Nucleo Longevity

Ergothioneine

ergothioneine · EGT

A mushroom-derived antioxidant proposed as a possible 'longevity vitamin'.

TypeSupplement / dietary

The grade answers: What does the human evidence support for: Cellular antioxidant / "longevity vitamin"?

Grade

C

Limited

The grade rates evidence quality — it is not advice to take or buy.

Class
Amino acid antioxidant
Primary use
Cellular antioxidant / "longevity vitamin"
Evidence strength
low
Last reviewed
2026-07-01

Bottom line

Genuinely interesting: the body has a dedicated transporter for it, and lower blood levels track with worse aging outcomes. But that's association — no trial yet shows that taking it changes anything.

What the evidence says

Ergothioneine is unusual because human cells express a specific transporter (OCTN1) that concentrates it in tissues under oxidative stress — a strong hint the body values it, which is why some researchers call it a candidate 'longevity vitamin'. Observational studies link lower blood ergothioneine to higher cardiovascular and mortality risk and cognitive decline. What's missing is interventional proof: no randomized trial has shown that supplementing it improves outcomes.
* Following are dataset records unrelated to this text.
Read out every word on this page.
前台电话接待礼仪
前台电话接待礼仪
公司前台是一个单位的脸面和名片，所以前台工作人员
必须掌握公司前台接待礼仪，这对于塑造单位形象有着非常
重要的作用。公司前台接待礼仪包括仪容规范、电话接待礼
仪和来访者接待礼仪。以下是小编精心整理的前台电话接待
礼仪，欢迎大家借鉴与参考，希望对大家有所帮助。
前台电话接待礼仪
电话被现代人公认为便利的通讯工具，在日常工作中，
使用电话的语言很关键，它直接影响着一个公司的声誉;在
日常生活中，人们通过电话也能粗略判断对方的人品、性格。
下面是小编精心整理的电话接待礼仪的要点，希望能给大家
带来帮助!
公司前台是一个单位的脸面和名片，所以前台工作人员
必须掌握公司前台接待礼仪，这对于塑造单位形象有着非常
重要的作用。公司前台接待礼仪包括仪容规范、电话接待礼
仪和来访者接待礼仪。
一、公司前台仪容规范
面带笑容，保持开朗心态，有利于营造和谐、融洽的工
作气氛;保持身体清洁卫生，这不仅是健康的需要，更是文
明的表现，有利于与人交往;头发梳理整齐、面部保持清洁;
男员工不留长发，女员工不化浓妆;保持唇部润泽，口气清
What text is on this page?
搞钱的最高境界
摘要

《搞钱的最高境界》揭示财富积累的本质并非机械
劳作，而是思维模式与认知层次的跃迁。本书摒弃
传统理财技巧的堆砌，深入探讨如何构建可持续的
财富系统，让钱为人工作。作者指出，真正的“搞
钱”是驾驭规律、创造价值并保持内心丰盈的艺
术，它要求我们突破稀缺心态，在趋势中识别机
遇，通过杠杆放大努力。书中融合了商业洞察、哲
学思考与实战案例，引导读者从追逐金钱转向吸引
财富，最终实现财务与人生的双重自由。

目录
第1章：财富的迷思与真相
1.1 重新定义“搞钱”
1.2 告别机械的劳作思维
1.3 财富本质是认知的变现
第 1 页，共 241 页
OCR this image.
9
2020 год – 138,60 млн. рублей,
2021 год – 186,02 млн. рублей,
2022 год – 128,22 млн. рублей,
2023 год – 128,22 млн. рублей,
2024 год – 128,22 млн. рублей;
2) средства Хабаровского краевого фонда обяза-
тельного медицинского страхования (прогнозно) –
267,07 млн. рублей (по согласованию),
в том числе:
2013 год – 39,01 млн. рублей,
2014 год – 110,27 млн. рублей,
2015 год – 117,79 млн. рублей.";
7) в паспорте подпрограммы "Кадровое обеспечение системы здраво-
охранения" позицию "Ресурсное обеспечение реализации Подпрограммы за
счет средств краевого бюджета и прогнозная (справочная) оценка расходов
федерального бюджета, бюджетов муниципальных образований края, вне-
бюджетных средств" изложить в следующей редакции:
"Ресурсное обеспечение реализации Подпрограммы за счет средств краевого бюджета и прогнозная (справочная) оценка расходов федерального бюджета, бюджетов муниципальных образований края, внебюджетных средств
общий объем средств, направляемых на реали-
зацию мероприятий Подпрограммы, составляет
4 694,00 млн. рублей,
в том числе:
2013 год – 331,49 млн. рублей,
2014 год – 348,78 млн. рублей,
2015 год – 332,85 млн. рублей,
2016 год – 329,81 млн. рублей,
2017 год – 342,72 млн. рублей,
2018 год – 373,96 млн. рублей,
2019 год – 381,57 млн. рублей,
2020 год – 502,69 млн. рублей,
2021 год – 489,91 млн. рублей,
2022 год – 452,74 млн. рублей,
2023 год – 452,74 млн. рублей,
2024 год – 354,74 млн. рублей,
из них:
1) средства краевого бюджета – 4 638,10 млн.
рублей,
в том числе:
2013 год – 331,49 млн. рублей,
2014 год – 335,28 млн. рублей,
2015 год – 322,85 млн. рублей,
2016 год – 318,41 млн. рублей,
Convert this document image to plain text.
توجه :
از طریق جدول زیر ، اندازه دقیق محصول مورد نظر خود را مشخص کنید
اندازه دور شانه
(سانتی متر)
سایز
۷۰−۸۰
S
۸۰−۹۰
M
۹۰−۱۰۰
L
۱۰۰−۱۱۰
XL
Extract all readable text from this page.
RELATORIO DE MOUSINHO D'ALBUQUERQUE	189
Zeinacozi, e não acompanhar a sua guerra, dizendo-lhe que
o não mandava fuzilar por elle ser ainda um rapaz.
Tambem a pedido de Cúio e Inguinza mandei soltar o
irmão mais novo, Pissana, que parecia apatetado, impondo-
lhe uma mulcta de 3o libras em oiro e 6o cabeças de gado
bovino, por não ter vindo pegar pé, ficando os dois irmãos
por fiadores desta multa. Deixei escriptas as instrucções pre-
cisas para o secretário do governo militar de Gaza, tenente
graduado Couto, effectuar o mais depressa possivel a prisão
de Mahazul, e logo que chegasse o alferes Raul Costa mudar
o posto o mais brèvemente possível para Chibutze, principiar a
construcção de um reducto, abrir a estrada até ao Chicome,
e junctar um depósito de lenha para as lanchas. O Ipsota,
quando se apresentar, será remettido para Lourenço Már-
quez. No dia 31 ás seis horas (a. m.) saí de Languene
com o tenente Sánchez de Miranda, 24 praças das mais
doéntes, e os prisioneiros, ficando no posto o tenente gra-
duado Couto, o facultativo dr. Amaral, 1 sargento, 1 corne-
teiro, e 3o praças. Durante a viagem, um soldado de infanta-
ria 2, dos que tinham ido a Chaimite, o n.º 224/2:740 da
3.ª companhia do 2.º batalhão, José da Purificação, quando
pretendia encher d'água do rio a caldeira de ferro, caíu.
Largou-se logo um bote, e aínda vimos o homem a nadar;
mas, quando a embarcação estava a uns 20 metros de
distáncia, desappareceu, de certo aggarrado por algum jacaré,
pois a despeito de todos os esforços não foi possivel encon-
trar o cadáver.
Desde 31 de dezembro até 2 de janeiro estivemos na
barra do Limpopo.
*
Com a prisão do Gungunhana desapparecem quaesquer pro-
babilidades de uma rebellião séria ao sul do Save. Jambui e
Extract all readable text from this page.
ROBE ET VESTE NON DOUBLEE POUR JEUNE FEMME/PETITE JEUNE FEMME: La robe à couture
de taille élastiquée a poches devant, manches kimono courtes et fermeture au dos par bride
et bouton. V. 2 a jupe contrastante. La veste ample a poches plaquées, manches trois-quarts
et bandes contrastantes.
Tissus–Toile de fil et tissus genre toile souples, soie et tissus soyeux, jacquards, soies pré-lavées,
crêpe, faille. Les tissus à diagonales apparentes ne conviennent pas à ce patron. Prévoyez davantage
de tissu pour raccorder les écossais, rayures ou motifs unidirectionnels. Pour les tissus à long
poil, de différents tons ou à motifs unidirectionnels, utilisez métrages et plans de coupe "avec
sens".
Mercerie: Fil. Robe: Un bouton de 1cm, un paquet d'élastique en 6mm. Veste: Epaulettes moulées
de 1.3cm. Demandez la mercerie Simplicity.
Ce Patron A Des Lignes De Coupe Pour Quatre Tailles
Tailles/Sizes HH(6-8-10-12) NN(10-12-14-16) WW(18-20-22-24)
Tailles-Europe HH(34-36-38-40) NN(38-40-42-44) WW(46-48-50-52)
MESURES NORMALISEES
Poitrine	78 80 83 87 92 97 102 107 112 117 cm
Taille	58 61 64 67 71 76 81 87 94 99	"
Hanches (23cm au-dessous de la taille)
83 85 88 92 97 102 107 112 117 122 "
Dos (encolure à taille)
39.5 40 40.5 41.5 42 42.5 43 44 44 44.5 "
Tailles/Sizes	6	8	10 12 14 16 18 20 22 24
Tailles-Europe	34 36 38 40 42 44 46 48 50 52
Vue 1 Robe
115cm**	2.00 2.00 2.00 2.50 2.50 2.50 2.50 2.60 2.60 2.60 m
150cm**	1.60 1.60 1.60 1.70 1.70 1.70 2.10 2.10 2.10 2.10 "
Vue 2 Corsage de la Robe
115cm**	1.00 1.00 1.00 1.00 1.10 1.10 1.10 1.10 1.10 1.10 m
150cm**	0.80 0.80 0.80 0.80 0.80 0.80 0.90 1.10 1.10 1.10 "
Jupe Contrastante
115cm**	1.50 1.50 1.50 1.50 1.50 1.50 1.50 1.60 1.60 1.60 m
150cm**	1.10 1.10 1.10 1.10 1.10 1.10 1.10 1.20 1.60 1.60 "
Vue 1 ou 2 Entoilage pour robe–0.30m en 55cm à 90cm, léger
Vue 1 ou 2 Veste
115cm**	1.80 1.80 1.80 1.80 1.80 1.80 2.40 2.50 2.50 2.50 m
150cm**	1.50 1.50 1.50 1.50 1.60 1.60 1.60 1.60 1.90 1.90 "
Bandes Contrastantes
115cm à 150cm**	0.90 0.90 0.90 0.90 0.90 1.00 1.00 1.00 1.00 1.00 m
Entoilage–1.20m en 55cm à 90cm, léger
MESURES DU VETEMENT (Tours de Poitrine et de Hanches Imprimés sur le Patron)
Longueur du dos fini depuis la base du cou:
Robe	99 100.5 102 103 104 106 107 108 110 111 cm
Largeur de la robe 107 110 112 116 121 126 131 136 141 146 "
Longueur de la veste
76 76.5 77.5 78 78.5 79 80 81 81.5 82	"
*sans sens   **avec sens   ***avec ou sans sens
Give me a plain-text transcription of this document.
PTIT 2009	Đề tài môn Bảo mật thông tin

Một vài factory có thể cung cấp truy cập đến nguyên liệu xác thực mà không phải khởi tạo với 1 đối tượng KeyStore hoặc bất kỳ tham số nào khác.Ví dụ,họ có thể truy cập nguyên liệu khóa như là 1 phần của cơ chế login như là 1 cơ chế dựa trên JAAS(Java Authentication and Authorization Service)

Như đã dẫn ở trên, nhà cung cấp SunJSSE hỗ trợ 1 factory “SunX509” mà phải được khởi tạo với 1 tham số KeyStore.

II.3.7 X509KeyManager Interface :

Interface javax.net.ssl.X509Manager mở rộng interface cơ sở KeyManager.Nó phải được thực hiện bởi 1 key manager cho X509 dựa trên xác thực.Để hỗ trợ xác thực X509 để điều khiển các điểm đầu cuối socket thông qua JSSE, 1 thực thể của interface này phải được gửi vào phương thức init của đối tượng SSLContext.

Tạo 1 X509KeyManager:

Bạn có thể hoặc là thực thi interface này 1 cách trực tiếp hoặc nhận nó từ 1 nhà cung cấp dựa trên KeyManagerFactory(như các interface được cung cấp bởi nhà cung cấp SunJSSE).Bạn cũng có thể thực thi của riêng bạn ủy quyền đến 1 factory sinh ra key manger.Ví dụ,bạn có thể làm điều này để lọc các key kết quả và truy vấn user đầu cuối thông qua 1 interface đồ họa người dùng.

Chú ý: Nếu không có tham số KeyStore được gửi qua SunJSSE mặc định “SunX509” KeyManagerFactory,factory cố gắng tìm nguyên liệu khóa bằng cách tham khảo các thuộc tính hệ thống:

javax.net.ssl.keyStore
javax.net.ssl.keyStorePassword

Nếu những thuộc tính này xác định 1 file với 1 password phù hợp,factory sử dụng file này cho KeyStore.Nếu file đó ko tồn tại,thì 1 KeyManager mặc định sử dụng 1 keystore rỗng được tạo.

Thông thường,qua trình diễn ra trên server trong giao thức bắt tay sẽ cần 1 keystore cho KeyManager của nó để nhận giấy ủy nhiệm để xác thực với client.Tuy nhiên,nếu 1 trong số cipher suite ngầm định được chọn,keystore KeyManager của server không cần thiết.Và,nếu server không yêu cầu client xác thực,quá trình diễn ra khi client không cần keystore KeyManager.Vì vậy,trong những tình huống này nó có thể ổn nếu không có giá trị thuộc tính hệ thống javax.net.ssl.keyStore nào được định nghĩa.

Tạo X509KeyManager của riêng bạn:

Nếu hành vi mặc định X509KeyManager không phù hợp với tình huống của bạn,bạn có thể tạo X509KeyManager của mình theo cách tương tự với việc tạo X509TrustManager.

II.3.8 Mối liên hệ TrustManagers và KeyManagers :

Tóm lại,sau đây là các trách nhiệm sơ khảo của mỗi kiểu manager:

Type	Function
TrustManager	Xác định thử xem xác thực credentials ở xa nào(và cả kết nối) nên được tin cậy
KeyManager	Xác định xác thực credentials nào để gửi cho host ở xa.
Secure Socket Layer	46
Grade C: compelling biology and epidemiology, zero outcome trials.

Key studies

  1. [1]

    Ergothioneine blood levels and mortality/cardiometabolic risk · observational

    Lower levels associated with worse outcomes — not causal.

    Open on PubMed
  2. [2]

    Ergothioneine as a longevity vitamin (review) · review

    Argues the case from transporter biology and epidemiology.

    Open on PubMed
  3. [3]

    Ergothioneine and cognitive aging · observational

    Associations with cognition; interventional data absent.

    Open on PubMed
See all studies on PubMed

Mechanism

A potent, stable antioxidant selectively accumulated by cells via the OCTN1 transporter, concentrating in mitochondria and tissues exposed to oxidative stress; dietary sources are chiefly mushrooms.

Safety

Appears very safe in the limited human data, with high tolerability; long-term supplementation safety is not yet well characterised.

Dosage context

Dietary intake varies with mushroom consumption; supplement trials are few and doses not standardised. Because the evidence is associational, an 'optimal' dose is undefined.

Examples of application

  • Obtained mainly from mushrooms in the diet.
  • Supplement doses aren't standardised, since evidence is associational.
  • A 'watch this space' longevity candidate, not a proven one.

From the field

Ergothioneine is the most interesting molecule here with the least interventional proof: a dedicated transporter and strong associations, but nobody has yet shown that a pill helps. Grade C, and one of the more honest 'watch this space' entries.